TRC102 is being studied in multiple Phase 1 and Phase 2 clinical trials sponsored by the NCI through a Cooperative Research and Development Agreement. TRC102 was also evaluated in a Phase 2 trial in combination with Temodar chemotherapy in 19 patients with progressive or recurrent glioblastoma who progressed following Temodar and external beam radiotherapy. Extended survival was observed in two patients for more than two years, both of whom demonstrated activation of the DNA base excision repair pathway and showed hyperactivation of DNA damage response genes prior to treatment with TRC102.

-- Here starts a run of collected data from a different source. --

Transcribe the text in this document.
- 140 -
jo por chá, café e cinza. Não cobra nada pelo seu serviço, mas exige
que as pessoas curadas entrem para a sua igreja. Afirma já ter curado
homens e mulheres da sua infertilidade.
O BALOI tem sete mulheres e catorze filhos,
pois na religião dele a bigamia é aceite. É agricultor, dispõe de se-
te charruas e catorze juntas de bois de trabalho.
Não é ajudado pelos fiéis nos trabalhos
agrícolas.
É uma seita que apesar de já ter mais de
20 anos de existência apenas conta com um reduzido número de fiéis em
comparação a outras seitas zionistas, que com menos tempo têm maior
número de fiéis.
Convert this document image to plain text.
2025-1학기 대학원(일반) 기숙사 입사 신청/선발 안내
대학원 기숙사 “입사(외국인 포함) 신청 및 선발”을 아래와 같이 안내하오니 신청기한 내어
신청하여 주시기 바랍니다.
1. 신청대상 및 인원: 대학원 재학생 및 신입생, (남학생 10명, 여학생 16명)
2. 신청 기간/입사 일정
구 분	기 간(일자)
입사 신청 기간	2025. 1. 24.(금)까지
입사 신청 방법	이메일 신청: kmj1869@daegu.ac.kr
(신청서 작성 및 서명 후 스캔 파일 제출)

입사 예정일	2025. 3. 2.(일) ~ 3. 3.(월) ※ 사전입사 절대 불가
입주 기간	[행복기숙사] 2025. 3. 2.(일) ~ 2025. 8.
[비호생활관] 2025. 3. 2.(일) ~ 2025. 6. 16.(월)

"The Cancer Cell publication supports our belief that patients whose cancers are dependent on the DNA base excision repair pathway to repair DNA damage from chemotherapy may be particularly sensitive to the pharmacologic effects of TRC102," said James Freddo, M.D., Chief Medical Officer of TRACON. "The NCI data are also consistent with the results from the Phase 2 trial of Temodar and TRC102 in refractory glioblastoma. We remain committed to developing TRC102 in collaboration with the NCI and believe that the data generated to date provide strong rationale for studying TRC102 in combination with Temodar and radiotherapy in newly diagnosed patients with malignant glioma."

About TRC102

TRC102 (methoxyamine) is a novel, clinical-stage small molecule inhibitor of the DNA base excision repair pathway, which is a pathway that causes resistance to alkylating and antimetabolite chemotherapeutics. TRC102 is currently being studied in multiple Phase 1 and Phase 2 clinical trials sponsored by the National Cancer Institute through a Cooperative Research and Development Agreement (CRADA). TRC102 was granted orphan drug designation by the US FDA for the treatment of malignant glioma in 2020. For more information about the clinical trials, please visit TRACON’s website at www.traconpharma.com/clinical-trials.

About Malignant Glioma and GBM

GBM (also called glioblastoma) is a fast-growing malignant glioma that develops from star-shaped glial cells (astrocytes and oligodendrocytes) that support the health of the nerve cells within the brain. GBM is the most invasive type of glial tumors, rapidly growing and commonly spreading into nearby brain tissue. The National Cancer Institute estimates that approximately 22,850 adults (12,630 men and 10,280 women) are diagnosed with brain and other nervous system cancer annually in the U.S. and approximately 15,320 of these diagnoses will result in death. GBM has an incidence of two to three per 100,000 adults per year in the U.S., and accounts for 52 percent of all primary brain tumors.